Where it says <VPC CIDR> here, they mean the AWS VPC CIDR, NOT the Digital Ocean VPC CIDR.

You can find your Digital Ocean VPC CIDR in your Networking page here:

digital ocean vpc cidr

Once you’ve followed the instructions and have everything set up and restarted strongSwan with sudo ipsec restart, in a few minutes you should see the Tunnel1 go from DOWN to UP in the AWS Console.

You can also do the debugging steps at the bottom of the VPN instructions to ensure that everything is configured properly.
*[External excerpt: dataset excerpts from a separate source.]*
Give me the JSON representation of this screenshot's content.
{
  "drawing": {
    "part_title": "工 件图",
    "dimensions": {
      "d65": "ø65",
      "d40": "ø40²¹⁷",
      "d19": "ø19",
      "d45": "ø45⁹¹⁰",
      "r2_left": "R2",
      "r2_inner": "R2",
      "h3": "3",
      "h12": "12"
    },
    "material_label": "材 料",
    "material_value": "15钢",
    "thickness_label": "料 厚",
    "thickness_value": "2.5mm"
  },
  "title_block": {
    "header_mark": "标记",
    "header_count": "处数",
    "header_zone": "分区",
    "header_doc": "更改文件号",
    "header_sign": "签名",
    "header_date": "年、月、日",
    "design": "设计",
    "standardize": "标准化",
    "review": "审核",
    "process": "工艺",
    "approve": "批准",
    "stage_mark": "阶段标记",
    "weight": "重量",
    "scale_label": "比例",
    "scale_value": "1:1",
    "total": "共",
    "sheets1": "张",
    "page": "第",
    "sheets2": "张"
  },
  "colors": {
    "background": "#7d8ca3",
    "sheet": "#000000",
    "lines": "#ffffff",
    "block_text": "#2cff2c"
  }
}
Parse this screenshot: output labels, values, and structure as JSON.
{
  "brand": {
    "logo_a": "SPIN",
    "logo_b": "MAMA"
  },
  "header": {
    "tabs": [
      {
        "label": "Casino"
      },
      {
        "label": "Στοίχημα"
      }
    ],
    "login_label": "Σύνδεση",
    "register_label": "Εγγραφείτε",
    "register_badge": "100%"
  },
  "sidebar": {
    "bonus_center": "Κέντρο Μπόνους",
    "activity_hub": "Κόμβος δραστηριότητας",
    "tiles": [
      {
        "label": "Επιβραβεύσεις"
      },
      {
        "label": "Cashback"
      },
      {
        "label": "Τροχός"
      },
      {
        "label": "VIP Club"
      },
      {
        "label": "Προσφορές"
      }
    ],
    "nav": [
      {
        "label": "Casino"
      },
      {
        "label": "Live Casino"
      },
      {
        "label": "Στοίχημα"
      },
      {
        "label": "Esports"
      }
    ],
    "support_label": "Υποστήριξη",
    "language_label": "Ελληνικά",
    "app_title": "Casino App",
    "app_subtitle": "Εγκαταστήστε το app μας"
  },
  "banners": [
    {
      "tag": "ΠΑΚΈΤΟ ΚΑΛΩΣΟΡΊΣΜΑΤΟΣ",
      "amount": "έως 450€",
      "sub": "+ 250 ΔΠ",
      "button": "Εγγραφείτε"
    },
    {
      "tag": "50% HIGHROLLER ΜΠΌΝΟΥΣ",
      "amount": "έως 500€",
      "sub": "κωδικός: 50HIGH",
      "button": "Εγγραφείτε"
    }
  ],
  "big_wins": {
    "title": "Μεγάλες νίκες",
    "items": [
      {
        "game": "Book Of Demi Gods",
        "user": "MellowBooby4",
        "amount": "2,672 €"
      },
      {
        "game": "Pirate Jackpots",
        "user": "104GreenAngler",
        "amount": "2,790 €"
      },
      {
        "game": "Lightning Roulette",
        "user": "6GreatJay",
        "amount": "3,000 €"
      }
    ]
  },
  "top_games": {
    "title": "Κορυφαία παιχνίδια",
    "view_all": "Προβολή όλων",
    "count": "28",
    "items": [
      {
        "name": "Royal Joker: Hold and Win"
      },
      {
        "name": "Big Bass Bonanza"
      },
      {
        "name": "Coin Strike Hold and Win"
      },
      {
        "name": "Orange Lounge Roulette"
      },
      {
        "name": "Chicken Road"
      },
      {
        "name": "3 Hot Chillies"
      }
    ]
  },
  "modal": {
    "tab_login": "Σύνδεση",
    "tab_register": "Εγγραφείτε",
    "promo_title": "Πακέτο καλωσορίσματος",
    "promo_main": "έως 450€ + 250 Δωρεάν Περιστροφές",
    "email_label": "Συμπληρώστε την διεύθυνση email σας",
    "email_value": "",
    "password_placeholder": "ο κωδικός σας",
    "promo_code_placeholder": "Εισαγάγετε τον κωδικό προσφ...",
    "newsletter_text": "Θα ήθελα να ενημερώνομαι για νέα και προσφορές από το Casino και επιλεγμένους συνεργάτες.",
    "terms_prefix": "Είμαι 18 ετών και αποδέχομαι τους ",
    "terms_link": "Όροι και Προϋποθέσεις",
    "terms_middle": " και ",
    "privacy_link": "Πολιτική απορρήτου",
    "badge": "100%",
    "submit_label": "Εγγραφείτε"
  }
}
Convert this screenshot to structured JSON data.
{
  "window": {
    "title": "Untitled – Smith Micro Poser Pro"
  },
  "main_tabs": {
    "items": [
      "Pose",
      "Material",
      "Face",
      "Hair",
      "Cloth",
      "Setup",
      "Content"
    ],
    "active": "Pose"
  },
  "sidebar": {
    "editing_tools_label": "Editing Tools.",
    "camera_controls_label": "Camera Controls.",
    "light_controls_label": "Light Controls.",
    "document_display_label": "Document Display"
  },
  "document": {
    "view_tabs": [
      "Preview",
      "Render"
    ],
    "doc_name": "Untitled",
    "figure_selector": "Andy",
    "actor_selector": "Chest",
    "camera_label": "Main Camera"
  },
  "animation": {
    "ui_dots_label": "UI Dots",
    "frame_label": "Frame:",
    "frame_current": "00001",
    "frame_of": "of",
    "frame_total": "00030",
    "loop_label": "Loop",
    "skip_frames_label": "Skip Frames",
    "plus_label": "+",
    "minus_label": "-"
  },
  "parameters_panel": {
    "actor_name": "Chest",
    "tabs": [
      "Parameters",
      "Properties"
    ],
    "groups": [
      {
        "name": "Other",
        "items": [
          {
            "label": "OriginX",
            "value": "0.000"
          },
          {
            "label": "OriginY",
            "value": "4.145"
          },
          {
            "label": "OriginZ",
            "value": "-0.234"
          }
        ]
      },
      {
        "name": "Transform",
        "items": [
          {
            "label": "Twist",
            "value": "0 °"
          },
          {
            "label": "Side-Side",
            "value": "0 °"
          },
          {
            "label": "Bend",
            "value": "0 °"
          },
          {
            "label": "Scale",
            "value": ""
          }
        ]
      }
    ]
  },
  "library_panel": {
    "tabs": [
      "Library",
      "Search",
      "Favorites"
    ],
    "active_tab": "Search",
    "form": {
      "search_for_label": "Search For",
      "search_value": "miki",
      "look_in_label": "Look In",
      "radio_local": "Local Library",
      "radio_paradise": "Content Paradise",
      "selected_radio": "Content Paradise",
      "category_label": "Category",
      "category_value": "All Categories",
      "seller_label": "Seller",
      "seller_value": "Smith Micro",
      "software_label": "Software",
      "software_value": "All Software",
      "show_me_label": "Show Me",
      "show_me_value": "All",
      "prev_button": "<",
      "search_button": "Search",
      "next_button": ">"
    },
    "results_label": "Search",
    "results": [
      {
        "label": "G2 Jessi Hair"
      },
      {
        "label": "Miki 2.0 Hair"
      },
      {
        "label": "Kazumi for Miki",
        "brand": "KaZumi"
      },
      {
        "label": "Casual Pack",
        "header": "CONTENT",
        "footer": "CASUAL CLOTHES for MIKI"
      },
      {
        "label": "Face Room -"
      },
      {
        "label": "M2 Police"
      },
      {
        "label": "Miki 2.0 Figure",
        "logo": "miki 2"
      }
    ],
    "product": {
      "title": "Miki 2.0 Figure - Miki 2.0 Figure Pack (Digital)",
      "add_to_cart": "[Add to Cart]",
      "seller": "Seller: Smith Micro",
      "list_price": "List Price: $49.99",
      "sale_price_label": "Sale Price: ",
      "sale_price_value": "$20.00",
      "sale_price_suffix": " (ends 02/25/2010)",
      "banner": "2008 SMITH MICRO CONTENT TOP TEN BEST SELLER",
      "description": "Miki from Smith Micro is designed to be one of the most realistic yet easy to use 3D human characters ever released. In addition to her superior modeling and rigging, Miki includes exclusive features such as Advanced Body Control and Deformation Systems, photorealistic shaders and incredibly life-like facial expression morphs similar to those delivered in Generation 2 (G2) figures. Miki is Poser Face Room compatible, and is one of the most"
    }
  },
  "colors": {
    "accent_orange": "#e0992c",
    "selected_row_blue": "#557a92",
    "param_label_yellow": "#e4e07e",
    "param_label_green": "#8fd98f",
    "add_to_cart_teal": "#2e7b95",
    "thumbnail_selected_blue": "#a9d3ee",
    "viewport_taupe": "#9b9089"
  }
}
sudo ipsec status # Ensure that your Tunnel1 is ESTABLISHED

If you’ve done things correctly, at this point you should be able to ping from an EC2 instance on AWS to your Digital Ocean instance. You should not be able to ping from your Digital Ocean VPN server to an EC2 instance yet!

Finally, and here’s the key step that took me forever to figure out:

You need to add your private VPN’s internal CIDR as a static route on your VPN. It’s the CIDR range that starts with 169.254.X.X/30. Once that’s in place and you give it a couple minutes, you should be able to ping from Digital Ocean to AWS and receive a response.

NAT setup on DO VPN instance

Once the tunnel is set up, you need to set up a NAT to translate the source IP to be the private IP of the DO VPN server:

iptables -t nat -A POSTROUTING -o eth1 -j SNAT --to <PRIVATE IP>

This will enable you to access other DO instances from AWS.

Note: iptables settings do not persist after reboot by default so you will need to save and persist them somehow.

For ubuntu:

sudo iptables-save > /etc/iptables/rules.v4
sudo apt install iptables-persistent
sudo systemctl enable netfilter-persistent.service

Credit to this article.

Making the tunnel start on reboot

In step #5 Persistent Configuration, skip the iptables part and do the third step that involves editing /etc/network/interfaces.